Keruk 60.000 Meter Kubik


Kepala Suku Dinas Sumber Daya Air (SDA) Jakarta Selatan Santo mengatakan, pengerukan difokuskan di Kali Pesanggrahan segmen Kompleks IKPN hingga ke arah hilir sepanjang 1,4 kilometer.


Menurut Santo, kawasan RW 04 Kompleks IKPN selama ini kerap mengalami genangan akibat penyempitan aliran dan pendangkalan sedimen lumpur.


“Jadi, kawasan RW 04 Kompleks IKPN selama ini dikenal sering mengalami genangan akibat penyempitan aliran dan pendangkalan sedimen lumpur yang parah,” kata Santo.


Pengerukan telah dilakukan sejak April 2026 dan ditargetkan rampung pada Maret 2027.

Total volume sedimen yang ditargetkan untuk dikeruk mencapai 60.000 meter kubik.


“Hingga saat ini, progres volume pengerukan telah mencapai 35,7 persen. Pengerukan dilakukan hingga kedalaman enam meter dari permukaan tanah untuk mengeruk sedimen lumpur serta sampah rumah tangga yang mengendap,” jelasnya.

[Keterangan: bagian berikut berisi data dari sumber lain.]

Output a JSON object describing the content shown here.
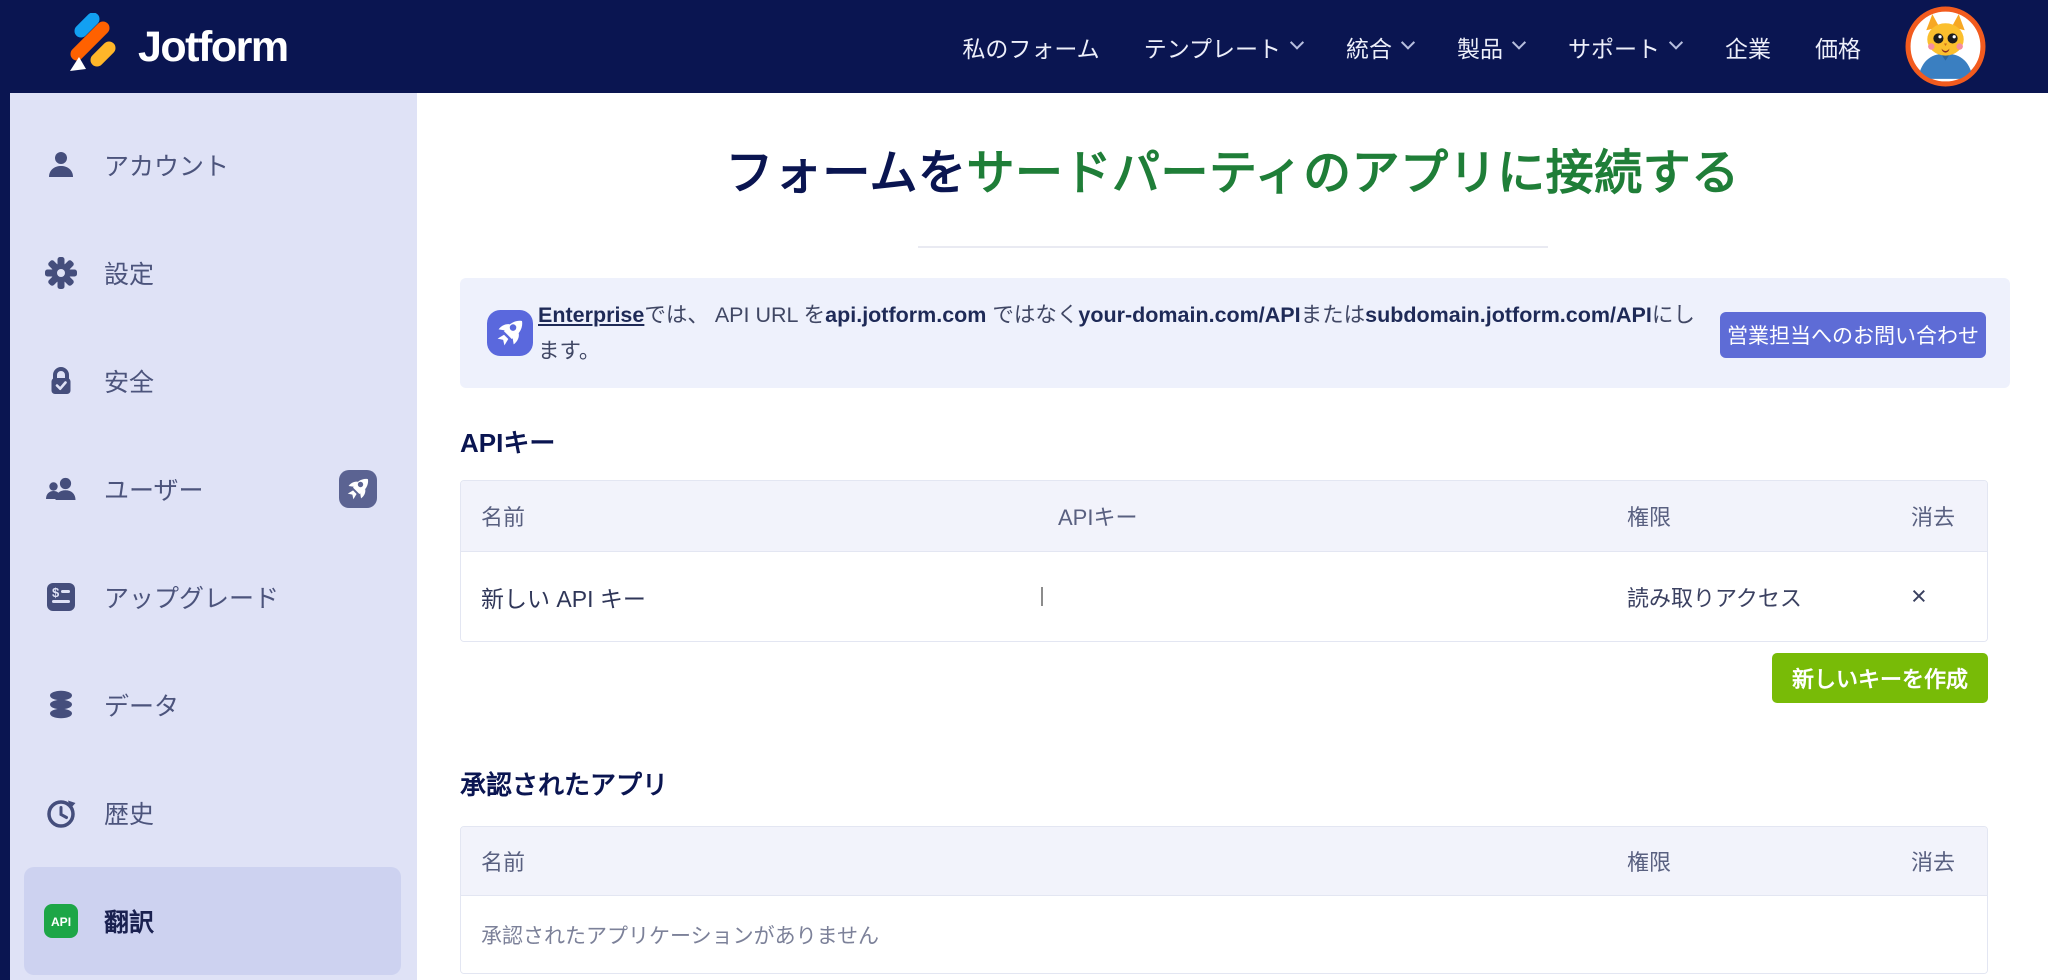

Untuk mendukung pekerjaan tersebut, sebanyak lima alat berat dan 10 truk pengangkut dikerahkan.


Empat alat berat digunakan untuk mengeruk aliran sungai, sementara satu unit disiagakan di lokasi penampungan sementara di kawasan Tanah Kusir atau area pemakaman terdekat.


Libatkan 680 Personel.


Sementara itu, gerakan gotong royong yang digelar di kawasan tersebut melibatkan sekitar 680 personel gabungan dari TNI, Polri, dan unsur lainnya.


Para peserta mengenakan pakaian bernuansa merah putih sebagai bagian dari gerakan Merah Putihkan Jakarta sekaligus menyemarakkan HUT ke-81 Kemerdekaan Republik Indonesia.


Syafrin mengatakan, kegiatan tersebut juga disinergikan dengan penanaman pohon dan penebaran bibit ikan.


“Kegiatan ini juga disinergikan dengan penanaman pohon dan penebaran bibit ikan. Yang diharapkan juga akan bermanfaat bagi masyarakat,” ucapnya.


Pemkot Jakarta Selatan juga memperkuat koordinasi dengan wilayah lain, termasuk Pemerintah Kota Jakarta Barat, untuk menangani titik-titik rawan di wilayah perbatasan.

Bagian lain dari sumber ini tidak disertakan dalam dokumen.